Coinbase is planning to pitch federal agencies on crypto regulations following its public feud with the SEC

SAN FRANCISCO, CA - SEPTEMBER 07: Coinbase Co-founder and CEO Brian Armstrong speaks onstage during Day 3 of TechCrunch Disrupt SF 2018 at Moscone Center on September 7, 2018 in San Francisco, California. (Photo by Steve Jennings/Getty Images for TechCrunch) *** Local Caption *** Brian Armstrong

Coinbase is preparing proposals for a crypto regulatory framework due out next month, the exchange’s CEO said in an interview with TechCrunch.

CEO Brian Armstrong said that his company was drafting a framework to help regulators create a structure for dealing with new policy questions posed by crypto’s rapid rise.

“Coinbase wants to be an advisor and a helpful advocate for how the U.S. can create that sensible regulation,” Armstrong told TechCrunch. “In fact, there’s a proposal that we’re putting out at the end of this month, or maybe early next month, that is our proposed regulatory framework.”

The TechCrunch interview came a day after CoinDesk reported that Coinbase’s proposal would include ideas for when cryptocurrencies should be considered securities – an issue that has become a key concern for state and federal regulators.

It also came shortly after Coinbase was forced to walk back plans for a crypto-lending product over which the SEC had threatened to sue the company.
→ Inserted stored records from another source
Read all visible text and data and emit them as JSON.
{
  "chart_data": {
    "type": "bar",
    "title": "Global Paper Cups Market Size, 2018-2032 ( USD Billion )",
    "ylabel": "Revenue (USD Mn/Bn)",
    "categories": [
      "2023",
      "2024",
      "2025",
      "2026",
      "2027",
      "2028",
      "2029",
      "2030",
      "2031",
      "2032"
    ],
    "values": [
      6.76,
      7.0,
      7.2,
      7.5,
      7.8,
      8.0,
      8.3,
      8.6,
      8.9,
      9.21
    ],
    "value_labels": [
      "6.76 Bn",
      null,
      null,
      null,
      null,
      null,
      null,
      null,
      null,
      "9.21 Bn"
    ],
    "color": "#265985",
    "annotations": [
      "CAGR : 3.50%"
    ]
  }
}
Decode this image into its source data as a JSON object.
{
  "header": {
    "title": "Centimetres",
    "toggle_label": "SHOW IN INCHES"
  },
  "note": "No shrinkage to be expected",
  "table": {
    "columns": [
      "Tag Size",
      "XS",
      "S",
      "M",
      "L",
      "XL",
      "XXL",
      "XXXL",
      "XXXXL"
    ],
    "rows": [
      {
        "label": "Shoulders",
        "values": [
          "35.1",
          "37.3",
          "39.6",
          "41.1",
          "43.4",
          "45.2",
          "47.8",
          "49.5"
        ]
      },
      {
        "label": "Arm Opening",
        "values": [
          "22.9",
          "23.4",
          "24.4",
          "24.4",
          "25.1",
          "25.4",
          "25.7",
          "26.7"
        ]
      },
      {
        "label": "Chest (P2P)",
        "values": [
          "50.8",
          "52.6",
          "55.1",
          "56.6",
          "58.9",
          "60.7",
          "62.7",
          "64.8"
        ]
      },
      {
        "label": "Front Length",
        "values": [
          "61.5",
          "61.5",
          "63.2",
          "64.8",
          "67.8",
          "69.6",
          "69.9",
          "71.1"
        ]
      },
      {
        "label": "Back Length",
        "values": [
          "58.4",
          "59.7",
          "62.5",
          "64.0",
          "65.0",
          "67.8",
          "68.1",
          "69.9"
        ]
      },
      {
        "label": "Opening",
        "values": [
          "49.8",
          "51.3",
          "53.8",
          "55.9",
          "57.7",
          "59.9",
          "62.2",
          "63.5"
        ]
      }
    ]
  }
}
Many considered the episode a defeat for Coinbase and Armstrong, who had accused the SEC of “sketchy behavior” in tweets publicizing the agency’s threat.

Armstrong told TechCrunch that his ultimate aim was to create a unified framework for overseeing crypto – echoing a common complaint by crypto firms that regulators have prioritized punitive enforcement over a clear set of rules to follow.

“When I go to DC … they typically will ask us, ‘Do you have a proposal of something we could try to shop around about how this could be regulated federally?'” said Armstrong, who complained that Coinbase must deal with “50 different state regulators for money transmission licenses, 50 for lending licenses” on top of six different federal agencies.